We all agreed that the Honda NC700X delighted even us seasoned riders with its comfort and ergonomics, a plethora of available accessories, low MSRP (in the standard-shift version) and that handy storage area. Its automatic clutch and shifting will appeal to inexperienced and new riders—features not offered by the other two manufacturers. We suggest that unless you really need or want the DCT and ABS for the additional $2,000, that you instead choose the standard-shift version and apply the savings to outfitting it with its excellent saddlebags, trunk and other accessories for a mellow touring experience.
2012 Suzuki V-Strom 650 ABS
Base Price: $8,299
Engine Type: Liquid-cooled, transverse, 90-degree V-twin
Bore x Stroke: 81.0 x 62.6mm
Transmission: 6-speed, cable-actuated wet clutch
Final Drive: O-ring chain
Wheelbase: 61.4 in.
Rake/Trail: 26 degrees/4.3 in.
Seat Height: 32.9 in.
Wet Weight: 471 lbs.
Fuel Capacity: 5.3 gals., last 1.1 gals. warning light on
Average MPG: 58.2
2012 Kawasaki Versys
Base Price: $7,899
Engine Type: Liquid-cooled, transverse parallel twin
Bore x Stroke: 83.0 x 60.0mm
Transmission: 6-speed, cable-actuated wet clutch
Final Drive: O-ring chain
Wheelbase: 55.7 in.
Rake/Trail: 25 degrees/4.3 in.
Seat Height: 33.3 in.
Wet Weight: 455 lbs.
Fuel Capacity: 5.0 gals., last
1.0 gal. warning light on
Average MPG: 45.3
2012 Honda NC700X DCT ABS
Base Price: $6,999
Price as Tested: $11,598 (DCT ABS model, MSRP $8,999, plus Tall Windscreen, Fairing & Saddlebag Accents, Fairing Air Deflectors, Light Bar, 45-Liter Trunk, 29-Liter Saddlebags, Centerstand, Lower Cowl Deflector, Heated Grips,
12V Accessory Socket)
Warranty: 1 yr., unltd. miles
Type: Liquid-cooled, transverse parallel twin
Bore x Stroke: 73.0 x 80.0mm
Compression Ratio: 10.7:1
Valve Train: SOHC, 4 valves per cyl.
Valve Inspection Interval: 8,000 miles
Fuel Delivery: PGM-FI, 36mm throttle body
Lubrication System: Wet sump, 3.6-qt. cap.

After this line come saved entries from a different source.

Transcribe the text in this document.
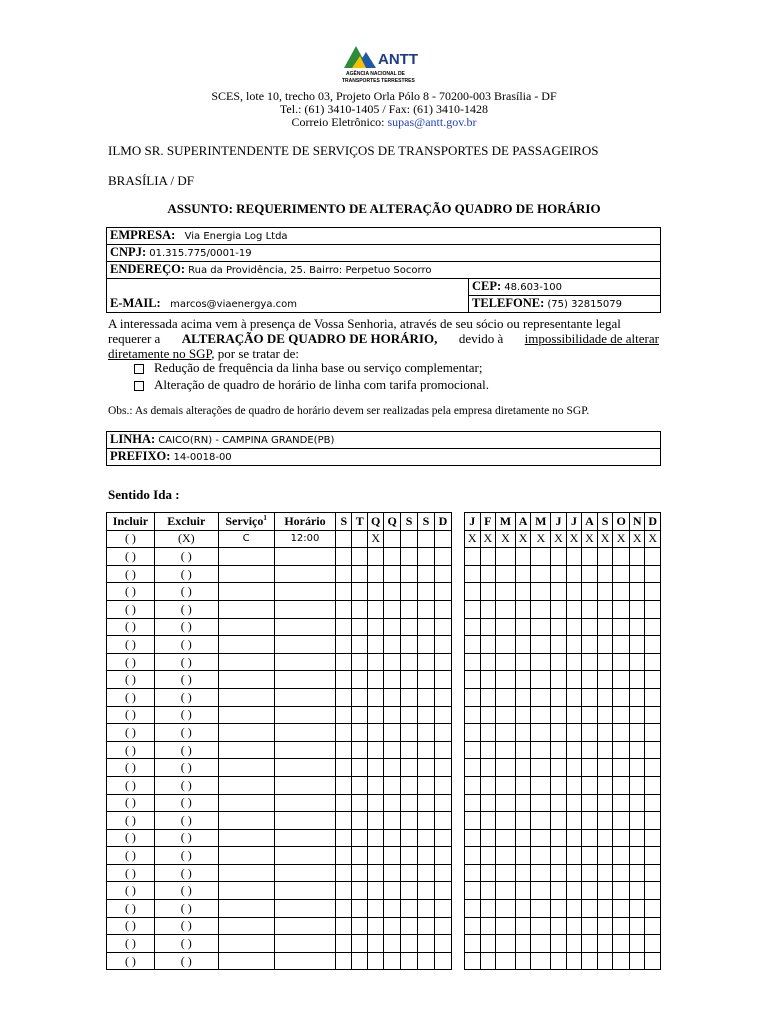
ANTT
AGÊNCIA NACIONAL DE
TRANSPORTES TERRESTRES
SCES, lote 10, trecho 03, Projeto Orla Pólo 8 - 70200-003 Brasília - DF
Tel.: (61) 3410-1405 / Fax: (61) 3410-1428
Correio Eletrônico: supas@antt.gov.br
ILMO SR. SUPERINTENDENTE DE SERVIÇOS DE TRANSPORTES DE PASSAGEIROS
BRASÍLIA / DF
ASSUNTO: REQUERIMENTO DE ALTERAÇÃO QUADRO DE HORÁRIO
EMPRESA: Via Energia Log Ltda
CNPJ: 01.315.775/0001-19
ENDEREÇO: Rua da Providência, 25. Bairro: Perpetuo Socorro
E-MAIL: marcos@viaenergya.com	CEP: 48.603-100
TELEFONE: (75) 32815079
A interessada acima vem à presença de Vossa Senhoria, através de seu sócio ou representante legal
requerer a ALTERAÇÃO DE QUADRO DE HORÁRIO, devido à impossibilidade de alterar
diretamente no SGP, por se tratar de:
Redução de frequência da linha base ou serviço complementar;
Alteração de quadro de horário de linha com tarifa promocional.
Obs.: As demais alterações de quadro de horário devem ser realizadas pela empresa diretamente no SGP.
LINHA: CAICO(RN) - CAMPINA GRANDE(PB)
PREFIXO: 14-0018-00
Sentido Ida :
Incluir	Excluir	Serviço$^1$	Horário	S	T	Q	Q	S	S	D
( )	(X)	C	12:00			X				
( )	( )									
( )	( )									
( )	( )									
( )	( )									
( )	( )									
( )	( )									
( )	( )									
( )	( )									
( )	( )									
( )	( )									
( )	( )									
( )	( )									
( )	( )									
( )	( )									
( )	( )									
( )	( )									
( )	( )									
( )	( )									
( )	( )									
( )	( )									
( )	( )									
( )	( )									
( )	( )									
( )	( )									
J	F	M	A	M	J	J	A	S	O	N	D
X	X	X	X	X	X	X	X	X	X	X	X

Transmission: 6-speed, dual clutch automatic (as tested)
Final Drive: O-Ring Chain
Ignition: Digital transistorized w/ electronic advance
Charging Output: 420 watts @ 5,000 rpm
Battery: 12V 12AH
Frame: Tubular-steel diamond w/ engine as stressed member, box-section steel swingarm
Wheelbase: 60.6 in.
Rake/Trail: 27.0 degrees/4.3 in.
Seat Height: 32.7 in.
Suspension, Front: 41mm stanchions, no adj., 5.4-in. travel
Rear: Single linked shock, adj. for spring preload, 5.9-in. travel
Brakes, Front: Single 320mm disc w/ 3-piston pin-slide caliper & ABS (as tested)
Rear: Single 240mm disc w/ 1-piston pin-slide caliper, linked w/ front, & ABS (as tested)
Wheels, Front: Cast, 3.50 x 17 in.
Rear: Cast, 4.50 x 17 in.
Tires, Front: 120/70-ZR17
Wet Weight: 545 lbs. (as tested)
Load Capacity: 390 lbs. (as tested)
GVWR: 935 lbs.
Fuel Capacity: 3.7 gals., last 0.8 gal. warning light on
MPG: 87 PON min. (low/avg/high) 54.3/59.8/68.3
Estimated Range: 221 miles
Indicated RPM at 60 MPH: 3,200
(This article Twisted Sisters was published in the November 2012 issue of Rider magazine.)